Clarington mulling over Camp 30 development proposal but history preservation not yet guaranteed


Published December 7, 2021 at 1:01 pm

A mixed-density housing development proposal for the Camp 30 lands in Bowmanville may be the proper next step for a valuable parcel of land that has been virtually abandoned since the Second World War, but the uncertainty of the historic buildings on site is still an area of concern.

Clarington’s Development Services Committee approved the revised plan submitted by Bousfields Inc. (on behalf of Lambs Road Development) for 1,202 homes (along with 700 square metres of retail space) on Lambs Road at Concession Street on Monday.

The proposal, which was first submitted in May of 2020, has undergone a few revisions but the version committee saw Monday includes a mix of medium, low and high density housing, two new municipal roads, a 4.6 hectare municipal park and the “conveyance of five existing buildings within the boundaries of the historic ring road.”

Those five buildings are what’s left of the Camp 30 Prisoner of War Camp, which operated on the site from late 1941 until the end of the war in 1945. The camp, reserved mostly for German officers, was the site of the Battle of Bowmanville, a two-day affair fought with hockey sticks and whatever else was at hand in 1942, and numerous escape attempts, including an elaborate attempt to break out four submarine commanders in 1943 called Operation Kiebitz.

Camp 30 was declared a National Historic Site in 2013 but since then the site has been left to decay while new battles are being fought, this time over ownership, and the municipality recently took some measures to keep vandals from tearing up the land and defacing the buildings more than they already have.


The development proposal currently on the table appears to save the historic buildings but Clarington Mayor Adrian Foster stopped short of guaranteeing their survival, saying there was an element of the deal that is still confidential.

“It’ll be public in due course,” Foster said, adding that the future of the buildings could be revealed “immediately after” next Monday’s Council meeting. “I can’t breach the confidentiality, so I can’t say more.”

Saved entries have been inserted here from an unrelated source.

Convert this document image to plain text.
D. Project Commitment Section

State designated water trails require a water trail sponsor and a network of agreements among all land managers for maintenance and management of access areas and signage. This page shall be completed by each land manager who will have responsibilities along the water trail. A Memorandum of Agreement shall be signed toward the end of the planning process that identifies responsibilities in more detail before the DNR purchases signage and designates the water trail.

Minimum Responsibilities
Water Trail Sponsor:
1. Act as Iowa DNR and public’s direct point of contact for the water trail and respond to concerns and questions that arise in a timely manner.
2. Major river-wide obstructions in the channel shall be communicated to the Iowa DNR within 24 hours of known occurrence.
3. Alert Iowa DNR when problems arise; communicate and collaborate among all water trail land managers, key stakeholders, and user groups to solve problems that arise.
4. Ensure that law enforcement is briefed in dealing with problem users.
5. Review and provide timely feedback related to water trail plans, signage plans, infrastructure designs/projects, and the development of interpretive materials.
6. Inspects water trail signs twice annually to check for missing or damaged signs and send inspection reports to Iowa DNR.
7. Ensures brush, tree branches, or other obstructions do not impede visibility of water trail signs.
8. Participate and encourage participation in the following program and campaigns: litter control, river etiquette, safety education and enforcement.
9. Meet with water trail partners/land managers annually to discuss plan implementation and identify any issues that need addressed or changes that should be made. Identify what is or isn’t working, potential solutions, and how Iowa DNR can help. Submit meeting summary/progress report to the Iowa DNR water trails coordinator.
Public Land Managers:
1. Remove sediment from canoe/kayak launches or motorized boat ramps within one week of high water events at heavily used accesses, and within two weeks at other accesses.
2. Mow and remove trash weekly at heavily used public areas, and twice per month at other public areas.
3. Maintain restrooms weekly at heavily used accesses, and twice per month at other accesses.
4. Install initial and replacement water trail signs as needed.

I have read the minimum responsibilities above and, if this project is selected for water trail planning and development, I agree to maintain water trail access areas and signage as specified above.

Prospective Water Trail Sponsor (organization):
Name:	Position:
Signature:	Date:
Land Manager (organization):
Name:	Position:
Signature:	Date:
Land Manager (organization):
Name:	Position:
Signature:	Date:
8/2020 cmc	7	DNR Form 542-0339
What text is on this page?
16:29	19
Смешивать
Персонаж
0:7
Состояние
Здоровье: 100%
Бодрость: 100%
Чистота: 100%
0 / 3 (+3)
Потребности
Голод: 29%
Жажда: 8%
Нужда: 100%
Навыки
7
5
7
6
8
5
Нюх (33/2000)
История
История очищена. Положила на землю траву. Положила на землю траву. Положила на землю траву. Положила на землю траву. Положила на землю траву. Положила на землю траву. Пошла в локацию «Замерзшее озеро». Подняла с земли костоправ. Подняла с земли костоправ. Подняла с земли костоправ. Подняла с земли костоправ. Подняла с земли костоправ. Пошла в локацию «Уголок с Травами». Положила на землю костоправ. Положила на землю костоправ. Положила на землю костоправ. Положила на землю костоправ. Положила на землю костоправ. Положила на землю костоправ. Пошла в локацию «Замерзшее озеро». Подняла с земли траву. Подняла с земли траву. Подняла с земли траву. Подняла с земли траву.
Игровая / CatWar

The Mayor did hint that there could be a happy ending for the buildings, currently covered with graffiti and in varying states of disrepair. “I think most people will be happy when that clarity comes out.”

If the project is approved it likely be a couple of years before Camp 30 – also known as the Jury Lands – sees any shovels in the ground, he added, with Kaitlin Homes signed on as the builder.

“Part of it is market-driven, but the site also needs servicing, so it’ll be 2023 at least.”